The main adverse effects that we’ve seen, based on the clinical trials, the most prominent ones on the study in terms of frequency—diarrhea, hypertension, rash, elevated levels of AST [aspartate aminotransferase] and ALT [alanine aminotransferase], no severe cases, which is an important point. There were no severe hepatotoxic cases, nor is there any kind of boxed warning for hepatotoxicity. But mild to moderate AST/ALT elevations were seen, so it has to be monitored. Overall, it seemed to be a relatively well tolerated medication, always a crucial point for a chronic disease therapy because they need to stay on these type of medicines, including fostamatinib, indefinitely, as far as we understand, until we have data to suggest otherwise. Those are the main adverse effects.
It seems to have checked a lot of the key boxes that we were hoping for in development, to say it’s an oral medication, small molecule tyrosine kinase inhibitor, seems to not have a significant liver toxicity profile, and overall a well tolerable toxicity profile in general. So hopefully it’s easy enough for patients to take, plus no food timing requirements as well.
Ivy Altomare, MD: Right. And if there is a dose escalation then, of course, there is a dose reduction if a patient is having diarrhea. You can dose reduce, and often if an antimotility agent doesn’t work, that will take care of the problem, as I understand.
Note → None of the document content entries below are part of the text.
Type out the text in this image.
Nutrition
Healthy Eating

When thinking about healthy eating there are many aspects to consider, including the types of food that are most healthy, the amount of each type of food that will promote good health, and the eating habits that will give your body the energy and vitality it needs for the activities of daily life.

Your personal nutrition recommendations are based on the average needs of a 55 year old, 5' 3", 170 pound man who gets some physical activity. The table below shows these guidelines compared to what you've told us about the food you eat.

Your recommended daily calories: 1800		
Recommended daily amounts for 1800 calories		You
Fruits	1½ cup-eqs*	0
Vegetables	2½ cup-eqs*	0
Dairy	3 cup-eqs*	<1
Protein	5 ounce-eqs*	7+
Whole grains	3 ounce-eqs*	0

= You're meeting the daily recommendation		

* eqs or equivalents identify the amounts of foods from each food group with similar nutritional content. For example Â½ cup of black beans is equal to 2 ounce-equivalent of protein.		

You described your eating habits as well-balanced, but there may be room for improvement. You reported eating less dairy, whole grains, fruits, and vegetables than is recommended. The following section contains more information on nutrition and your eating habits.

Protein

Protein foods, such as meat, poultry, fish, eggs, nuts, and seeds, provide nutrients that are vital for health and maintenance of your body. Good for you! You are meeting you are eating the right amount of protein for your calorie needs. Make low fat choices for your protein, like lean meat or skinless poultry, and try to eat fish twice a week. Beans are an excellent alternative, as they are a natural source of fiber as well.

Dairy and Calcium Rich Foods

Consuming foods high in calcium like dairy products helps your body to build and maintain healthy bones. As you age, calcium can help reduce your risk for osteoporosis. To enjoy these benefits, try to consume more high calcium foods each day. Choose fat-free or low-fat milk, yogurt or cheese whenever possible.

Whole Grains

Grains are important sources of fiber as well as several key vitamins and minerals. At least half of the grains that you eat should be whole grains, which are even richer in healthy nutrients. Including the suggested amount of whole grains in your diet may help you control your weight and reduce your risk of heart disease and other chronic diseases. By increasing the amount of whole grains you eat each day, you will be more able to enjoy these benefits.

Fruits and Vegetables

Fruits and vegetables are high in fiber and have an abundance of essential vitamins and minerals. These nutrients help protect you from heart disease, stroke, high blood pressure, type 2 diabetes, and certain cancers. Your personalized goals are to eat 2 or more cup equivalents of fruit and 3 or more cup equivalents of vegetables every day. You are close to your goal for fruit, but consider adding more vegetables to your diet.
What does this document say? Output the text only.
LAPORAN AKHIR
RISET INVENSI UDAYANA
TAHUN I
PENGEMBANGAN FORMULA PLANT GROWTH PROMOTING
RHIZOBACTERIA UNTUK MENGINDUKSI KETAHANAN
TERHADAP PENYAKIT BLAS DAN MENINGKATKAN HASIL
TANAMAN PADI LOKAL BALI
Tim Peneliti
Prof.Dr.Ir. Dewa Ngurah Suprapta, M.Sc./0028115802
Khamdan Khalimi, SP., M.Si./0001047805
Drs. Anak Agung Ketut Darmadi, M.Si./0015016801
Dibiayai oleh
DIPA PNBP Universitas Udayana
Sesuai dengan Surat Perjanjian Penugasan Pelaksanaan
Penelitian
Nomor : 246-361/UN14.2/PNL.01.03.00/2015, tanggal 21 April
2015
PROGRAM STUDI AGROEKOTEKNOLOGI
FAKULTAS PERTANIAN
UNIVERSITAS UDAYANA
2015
Amit Mehta, MD: Correct. What’s recommended, and what’s been seen in the trials as well as in practice now that it’s been on the market, is that typically, we can use our standard anti-diarrheal strategies—Imodium and Lomotil and so forth, and whatever we may prefer individually. And it can be dose reduced, as you said, if necessary. The lowest approved dose is 100 mg once a day. And they say that if the patient has not tolerated that dose, then you should discontinue the medication.